There are many misconceptions about child custody determinations ranging from mothers receiving preferential treatment to the courts automatically mandating an even split of custodial time. The truth is that every custody case is unique and there are no automatic rulings. The courts consider a variety of factors to determine the ideal custody situation.
Understanding what the court considers may help you understand your potential custody ruling.
If one parent serves as the primary caregiver, has a stronger and closer bond with the child or shows more experience and understanding of any special needs, that relationship factors into the custody determination. Awarding primary custody to that parent reduces the emotional upheaval and trauma for the child.
The courts also consider each parent’s capabilities. If one parent lacks the parenting skills or necessary time to commit to raising the children full-time, the other parent may receive primary custody. Children need a capable, supportive and stable environment.

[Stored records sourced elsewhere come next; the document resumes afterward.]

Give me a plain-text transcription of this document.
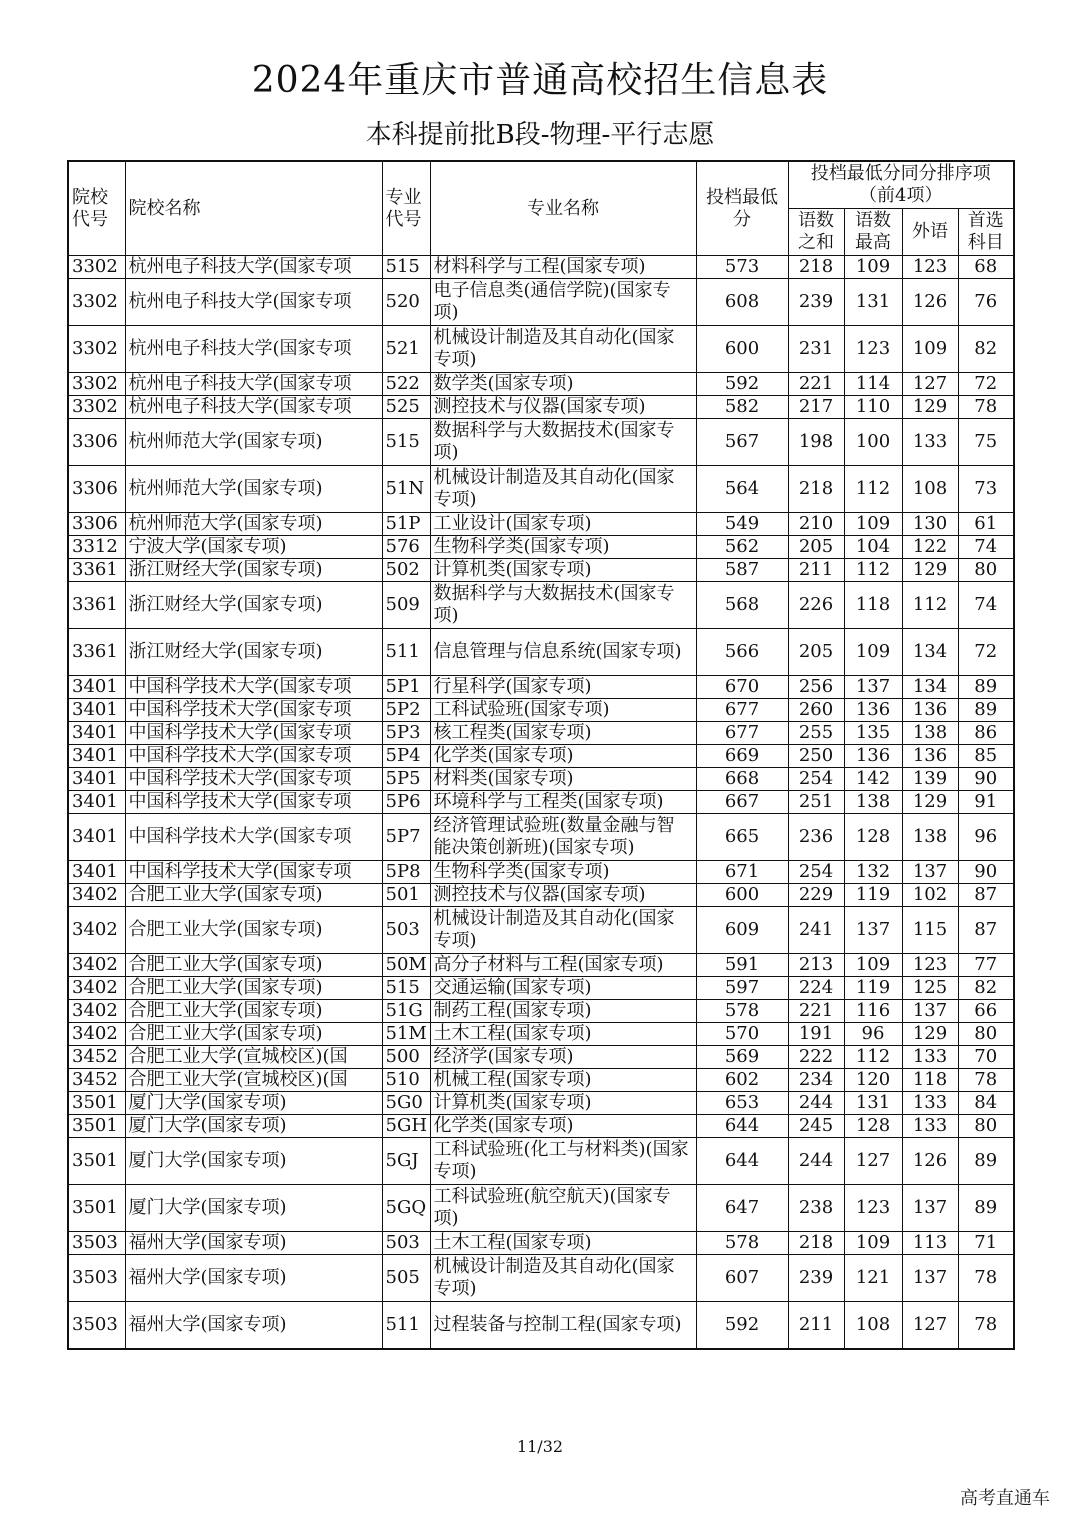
2024年重庆市普通高校招生信息表
本科提前批B段-物理-平行志愿
院校代号	院校名称	专业代号	专业名称	投档最低分	投档最低分同分排序项（前4项）			
					语数之和	语数最高	外语	首选科目
3302	杭州电子科技大学(国家专项	515	材料科学与工程(国家专项)	573	218	109	123	68
3302	杭州电子科技大学(国家专项	520	电子信息类(通信学院)(国家专项)	608	239	131	126	76
3302	杭州电子科技大学(国家专项	521	机械设计制造及其自动化(国家专项)	600	231	123	109	82
3302	杭州电子科技大学(国家专项	522	数学类(国家专项)	592	221	114	127	72
3302	杭州电子科技大学(国家专项	525	测控技术与仪器(国家专项)	582	217	110	129	78
3306	杭州师范大学(国家专项)	515	数据科学与大数据技术(国家专项)	567	198	100	133	75
3306	杭州师范大学(国家专项)	51N	机械设计制造及其自动化(国家专项)	564	218	112	108	73
3306	杭州师范大学(国家专项)	51P	工业设计(国家专项)	549	210	109	130	61
3312	宁波大学(国家专项)	576	生物科学类(国家专项)	562	205	104	122	74
3361	浙江财经大学(国家专项)	502	计算机类(国家专项)	587	211	112	129	80
3361	浙江财经大学(国家专项)	509	数据科学与大数据技术(国家专项)	568	226	118	112	74
3361	浙江财经大学(国家专项)	511	信息管理与信息系统(国家专项)	566	205	109	134	72
3401	中国科学技术大学(国家专项	5P1	行星科学(国家专项)	670	256	137	134	89
3401	中国科学技术大学(国家专项	5P2	工科试验班(国家专项)	677	260	136	136	89
3401	中国科学技术大学(国家专项	5P3	核工程类(国家专项)	677	255	135	138	86
3401	中国科学技术大学(国家专项	5P4	化学类(国家专项)	669	250	136	136	85
3401	中国科学技术大学(国家专项	5P5	材料类(国家专项)	668	254	142	139	90
3401	中国科学技术大学(国家专项	5P6	环境科学与工程类(国家专项)	667	251	138	129	91
3401	中国科学技术大学(国家专项	5P7	经济管理试验班(数量金融与智能决策创新班)(国家专项)	665	236	128	138	96
3401	中国科学技术大学(国家专项	5P8	生物科学类(国家专项)	671	254	132	137	90
3402	合肥工业大学(国家专项)	501	测控技术与仪器(国家专项)	600	229	119	102	87
3402	合肥工业大学(国家专项)	503	机械设计制造及其自动化(国家专项)	609	241	137	115	87
3402	合肥工业大学(国家专项)	50M	高分子材料与工程(国家专项)	591	213	109	123	77
3402	合肥工业大学(国家专项)	515	交通运输(国家专项)	597	224	119	125	82
3402	合肥工业大学(国家专项)	51G	制药工程(国家专项)	578	221	116	137	66
3402	合肥工业大学(国家专项)	51M	土木工程(国家专项)	570	191	96	129	80
3452	合肥工业大学(宣城校区)(国	500	经济学(国家专项)	569	222	112	133	70
3452	合肥工业大学(宣城校区)(国	510	机械工程(国家专项)	602	234	120	118	78
3501	厦门大学(国家专项)	5G0	计算机类(国家专项)	653	244	131	133	84
3501	厦门大学(国家专项)	5GH	化学类(国家专项)	644	245	128	133	80
3501	厦门大学(国家专项)	5GJ	工科试验班(化工与材料类)(国家专项)	644	244	127	126	89
3501	厦门大学(国家专项)	5GQ	工科试验班(航空航天)(国家专项)	647	238	123	137	89
3503	福州大学(国家专项)	503	土木工程(国家专项)	578	218	109	113	71
3503	福州大学(国家专项)	505	机械设计制造及其自动化(国家专项)	607	239	121	137	78
3503	福州大学(国家专项)	511	过程装备与控制工程(国家专项)	592	211	108	127	78
11/32
高考直通车
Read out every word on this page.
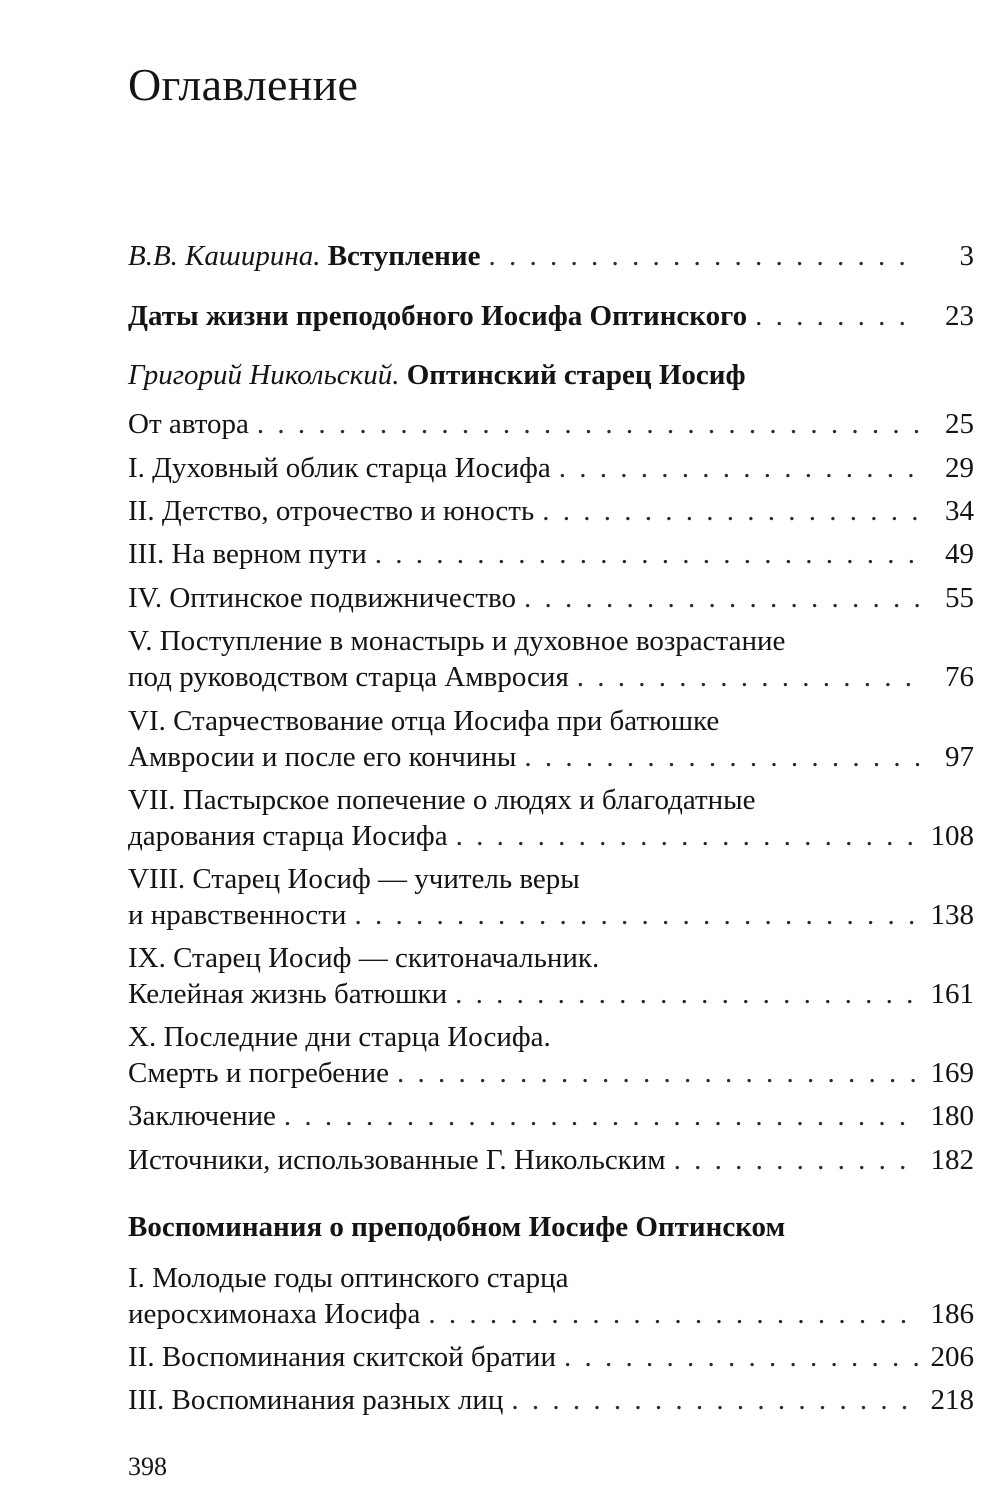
Оглавление
В.В. Каширина. Вступление . . .	3
Даты жизни преподобного Иосифа Оптинского . . .	23
Григорий Никольский. Оптинский старец Иосиф
От автора . . .	25
I. Духовный облик старца Иосифа . . .	29
II. Детство, отрочество и юность . . .	34
III. На верном пути . . .	49
IV. Оптинское подвижничество . . .	55
V. Поступление в монастырь и духовное возрастание
под руководством старца Амвросия . . .	76
VI. Старчествование отца Иосифа при батюшке
Амвросии и после его кончины . . .	97
VII. Пастырское попечение о людях и благодатные
дарования старца Иосифа . . .	108
VIII. Старец Иосиф — учитель веры
и нравственности . . .	138
IX. Старец Иосиф — скитоначальник.
Келейная жизнь батюшки . . .	161
X. Последние дни старца Иосифа.
Смерть и погребение . . .	169
Заключение . . .	180
Источники, использованные Г. Никольским . . .	182
Воспоминания о преподобном Иосифе Оптинском
I. Молодые годы оптинского старца
иеросхимонаха Иосифа . . .	186
II. Воспоминания скитской братии . . .	206
III. Воспоминания разных лиц . . .	218
398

The relationships between siblings also factor into the ruling. When a child has established bonds with siblings, judges often try to preserve those relationships. Awarding primary custody in a way that keeps all of the siblings together helps reduce isolation issues and fosters stronger relationships.
When children are old enough, judges often ask for feedback about which parent the child wishes to live with. While the child’s preference does not automatically guarantee a ruling, it can contribute to the decision.
Misconceptions about custody rulings can be troubling. These are important facts to consider before you go to court.